Implications and Future Directions
Practically, this work provides a rigorous, operational framework for modeling continuous-time event processes under parametric uncertainty, with applications in finance, insurance risk, reliability engineering, and any domain where count data is observed but homogeneity assumptions may be ill-supported.
Theoretically, the main innovation is the seamless integration of imprecision into the game-theoretic approach to continuous-time stochastic processes, extending the reach of robust and sublinear probability theory. The Markov, renewal, and semigroup properties carry over in a controlled, conservative manner, maintaining the essential structure but now over families of processes rather than a single stochastic specification.

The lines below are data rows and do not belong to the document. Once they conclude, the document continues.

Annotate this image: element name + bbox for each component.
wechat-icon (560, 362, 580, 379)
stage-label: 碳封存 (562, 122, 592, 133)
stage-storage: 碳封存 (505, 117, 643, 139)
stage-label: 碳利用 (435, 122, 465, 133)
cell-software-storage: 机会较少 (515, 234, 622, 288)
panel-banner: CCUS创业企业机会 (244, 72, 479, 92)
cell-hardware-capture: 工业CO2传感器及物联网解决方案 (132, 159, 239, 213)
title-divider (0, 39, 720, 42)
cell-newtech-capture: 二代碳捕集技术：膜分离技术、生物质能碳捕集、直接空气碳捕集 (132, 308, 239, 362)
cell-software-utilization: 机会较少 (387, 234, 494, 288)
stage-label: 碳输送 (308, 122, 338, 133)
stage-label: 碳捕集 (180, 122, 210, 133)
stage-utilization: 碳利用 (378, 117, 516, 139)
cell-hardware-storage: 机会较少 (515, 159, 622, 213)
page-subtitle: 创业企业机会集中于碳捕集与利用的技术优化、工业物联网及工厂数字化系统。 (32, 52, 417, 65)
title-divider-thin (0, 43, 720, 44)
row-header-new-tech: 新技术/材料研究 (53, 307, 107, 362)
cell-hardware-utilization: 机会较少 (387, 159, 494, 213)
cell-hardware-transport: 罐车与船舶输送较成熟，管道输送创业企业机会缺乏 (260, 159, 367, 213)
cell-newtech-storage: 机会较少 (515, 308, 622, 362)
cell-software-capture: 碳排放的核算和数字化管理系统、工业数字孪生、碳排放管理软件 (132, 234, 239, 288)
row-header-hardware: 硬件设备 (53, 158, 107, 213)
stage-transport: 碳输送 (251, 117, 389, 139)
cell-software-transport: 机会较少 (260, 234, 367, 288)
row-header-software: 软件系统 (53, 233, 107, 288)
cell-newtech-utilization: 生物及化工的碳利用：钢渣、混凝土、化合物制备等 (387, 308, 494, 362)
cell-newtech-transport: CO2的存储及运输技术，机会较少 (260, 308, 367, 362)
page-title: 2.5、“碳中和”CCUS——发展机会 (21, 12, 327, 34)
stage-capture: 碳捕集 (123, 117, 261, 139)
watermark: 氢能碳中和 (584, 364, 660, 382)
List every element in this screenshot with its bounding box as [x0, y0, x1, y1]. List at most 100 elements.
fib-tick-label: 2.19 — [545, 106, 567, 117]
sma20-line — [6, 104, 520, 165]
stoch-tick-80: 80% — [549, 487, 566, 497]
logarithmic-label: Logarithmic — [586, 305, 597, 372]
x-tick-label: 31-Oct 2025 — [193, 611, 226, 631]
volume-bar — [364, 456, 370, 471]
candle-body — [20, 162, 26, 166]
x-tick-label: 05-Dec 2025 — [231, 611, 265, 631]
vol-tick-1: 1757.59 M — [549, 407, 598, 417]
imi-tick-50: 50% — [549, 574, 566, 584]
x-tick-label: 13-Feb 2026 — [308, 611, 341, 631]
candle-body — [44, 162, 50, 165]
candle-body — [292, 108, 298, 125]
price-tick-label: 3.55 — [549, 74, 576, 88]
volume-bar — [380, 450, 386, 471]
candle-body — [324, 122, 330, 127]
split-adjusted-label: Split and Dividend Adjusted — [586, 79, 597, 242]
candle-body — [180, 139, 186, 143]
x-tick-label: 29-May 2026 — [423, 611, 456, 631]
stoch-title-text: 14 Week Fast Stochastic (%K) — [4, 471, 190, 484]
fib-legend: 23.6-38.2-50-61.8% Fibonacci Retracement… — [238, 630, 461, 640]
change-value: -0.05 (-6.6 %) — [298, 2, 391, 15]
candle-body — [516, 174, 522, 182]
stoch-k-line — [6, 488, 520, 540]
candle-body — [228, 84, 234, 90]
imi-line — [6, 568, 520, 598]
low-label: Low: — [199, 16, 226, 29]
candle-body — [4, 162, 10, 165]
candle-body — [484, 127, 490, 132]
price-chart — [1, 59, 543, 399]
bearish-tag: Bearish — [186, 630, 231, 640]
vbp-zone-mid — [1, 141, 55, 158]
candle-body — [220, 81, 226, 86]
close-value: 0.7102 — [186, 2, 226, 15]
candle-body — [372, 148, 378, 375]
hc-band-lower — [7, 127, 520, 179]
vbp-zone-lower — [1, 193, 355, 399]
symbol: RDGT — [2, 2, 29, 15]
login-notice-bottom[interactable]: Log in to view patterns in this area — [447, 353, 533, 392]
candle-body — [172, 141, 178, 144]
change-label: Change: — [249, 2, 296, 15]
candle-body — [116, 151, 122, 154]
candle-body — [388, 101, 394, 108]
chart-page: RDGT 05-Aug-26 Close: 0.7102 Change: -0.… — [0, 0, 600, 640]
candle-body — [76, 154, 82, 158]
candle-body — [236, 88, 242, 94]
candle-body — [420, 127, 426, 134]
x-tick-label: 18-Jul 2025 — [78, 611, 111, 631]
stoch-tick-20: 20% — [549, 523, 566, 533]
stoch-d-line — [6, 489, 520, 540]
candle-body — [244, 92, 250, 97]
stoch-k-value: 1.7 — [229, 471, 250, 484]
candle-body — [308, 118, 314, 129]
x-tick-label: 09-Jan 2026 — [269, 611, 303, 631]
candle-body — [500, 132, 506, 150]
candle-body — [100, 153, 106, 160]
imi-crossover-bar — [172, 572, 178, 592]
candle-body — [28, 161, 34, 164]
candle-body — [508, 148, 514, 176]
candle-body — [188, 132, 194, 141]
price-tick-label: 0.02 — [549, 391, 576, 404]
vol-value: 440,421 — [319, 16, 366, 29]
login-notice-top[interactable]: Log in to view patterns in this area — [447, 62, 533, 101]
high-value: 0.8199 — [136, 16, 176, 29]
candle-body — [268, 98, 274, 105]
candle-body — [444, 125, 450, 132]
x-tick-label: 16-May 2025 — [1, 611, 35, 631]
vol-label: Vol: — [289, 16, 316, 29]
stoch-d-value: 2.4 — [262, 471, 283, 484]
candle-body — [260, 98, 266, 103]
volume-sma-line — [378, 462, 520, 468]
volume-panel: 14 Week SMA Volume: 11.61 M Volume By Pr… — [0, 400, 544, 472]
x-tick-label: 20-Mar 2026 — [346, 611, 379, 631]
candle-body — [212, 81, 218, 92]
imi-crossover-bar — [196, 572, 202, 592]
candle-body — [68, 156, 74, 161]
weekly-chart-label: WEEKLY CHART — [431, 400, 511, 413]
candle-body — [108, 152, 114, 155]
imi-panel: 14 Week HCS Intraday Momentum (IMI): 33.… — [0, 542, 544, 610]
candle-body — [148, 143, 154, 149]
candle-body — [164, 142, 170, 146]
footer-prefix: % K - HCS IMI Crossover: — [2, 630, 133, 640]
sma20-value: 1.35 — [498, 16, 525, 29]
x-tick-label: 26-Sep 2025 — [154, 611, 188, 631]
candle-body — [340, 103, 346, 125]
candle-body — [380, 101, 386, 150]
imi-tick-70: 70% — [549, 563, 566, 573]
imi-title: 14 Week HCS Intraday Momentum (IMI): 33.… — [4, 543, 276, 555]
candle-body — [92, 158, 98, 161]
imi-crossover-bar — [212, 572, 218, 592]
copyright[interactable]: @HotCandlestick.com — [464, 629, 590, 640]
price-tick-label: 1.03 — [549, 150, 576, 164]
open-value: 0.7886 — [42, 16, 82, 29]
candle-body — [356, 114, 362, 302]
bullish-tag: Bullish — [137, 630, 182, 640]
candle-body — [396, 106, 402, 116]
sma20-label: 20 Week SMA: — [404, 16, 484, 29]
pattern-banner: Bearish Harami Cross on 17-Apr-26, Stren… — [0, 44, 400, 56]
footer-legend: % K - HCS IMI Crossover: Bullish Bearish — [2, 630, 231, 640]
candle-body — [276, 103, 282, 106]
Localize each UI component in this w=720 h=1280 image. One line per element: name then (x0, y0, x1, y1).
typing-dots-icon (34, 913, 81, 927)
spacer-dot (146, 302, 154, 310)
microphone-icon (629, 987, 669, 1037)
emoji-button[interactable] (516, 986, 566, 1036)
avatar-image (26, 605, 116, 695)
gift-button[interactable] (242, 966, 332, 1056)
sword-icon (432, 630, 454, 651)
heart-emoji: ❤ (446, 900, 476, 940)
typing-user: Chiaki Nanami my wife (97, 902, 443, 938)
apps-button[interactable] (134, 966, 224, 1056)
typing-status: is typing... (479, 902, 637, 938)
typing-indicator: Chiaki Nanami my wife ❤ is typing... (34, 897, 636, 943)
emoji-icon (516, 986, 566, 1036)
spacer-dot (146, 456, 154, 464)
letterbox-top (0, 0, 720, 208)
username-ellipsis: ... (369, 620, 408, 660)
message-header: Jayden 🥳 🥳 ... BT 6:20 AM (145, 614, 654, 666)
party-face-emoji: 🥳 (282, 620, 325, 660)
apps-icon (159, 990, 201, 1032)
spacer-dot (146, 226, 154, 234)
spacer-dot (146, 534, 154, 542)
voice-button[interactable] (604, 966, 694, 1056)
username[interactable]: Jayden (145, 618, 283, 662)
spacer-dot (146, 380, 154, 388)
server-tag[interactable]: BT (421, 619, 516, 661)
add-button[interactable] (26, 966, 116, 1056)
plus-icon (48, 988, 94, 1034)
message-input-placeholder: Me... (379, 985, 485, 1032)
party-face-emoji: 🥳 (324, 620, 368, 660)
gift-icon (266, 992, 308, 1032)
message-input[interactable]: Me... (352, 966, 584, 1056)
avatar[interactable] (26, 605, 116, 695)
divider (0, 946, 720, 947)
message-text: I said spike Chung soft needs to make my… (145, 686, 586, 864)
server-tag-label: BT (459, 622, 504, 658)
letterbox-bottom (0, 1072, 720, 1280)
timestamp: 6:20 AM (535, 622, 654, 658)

Potential future directions include:
- Extension to more general renewal processes, possibly with imprecise interarrival time distributions.
- Development of computational methods and algorithms for evaluating the Nisio semigroup in high-dimensional or non-finitary cases.
- Study of strong laws, limit theorems, and asymptotics in the sublinear/game-theoretic context.
- Application to imprecise filtering, change point detection, and control.
Conclusion
This paper systematically develops the imprecise Poisson process in the game-theoretic probability framework, providing both foundational definitions and a suite of properties paralleling classical Poisson processes but now interpreted for robust, coherent uncertainty. The marriage of game-theoretic superhedging and sublinear semigroup methods enables both operational interpretations and practical computations, and positions the imprecise Poisson process as a core object in robust continuous-time probabilistic modeling.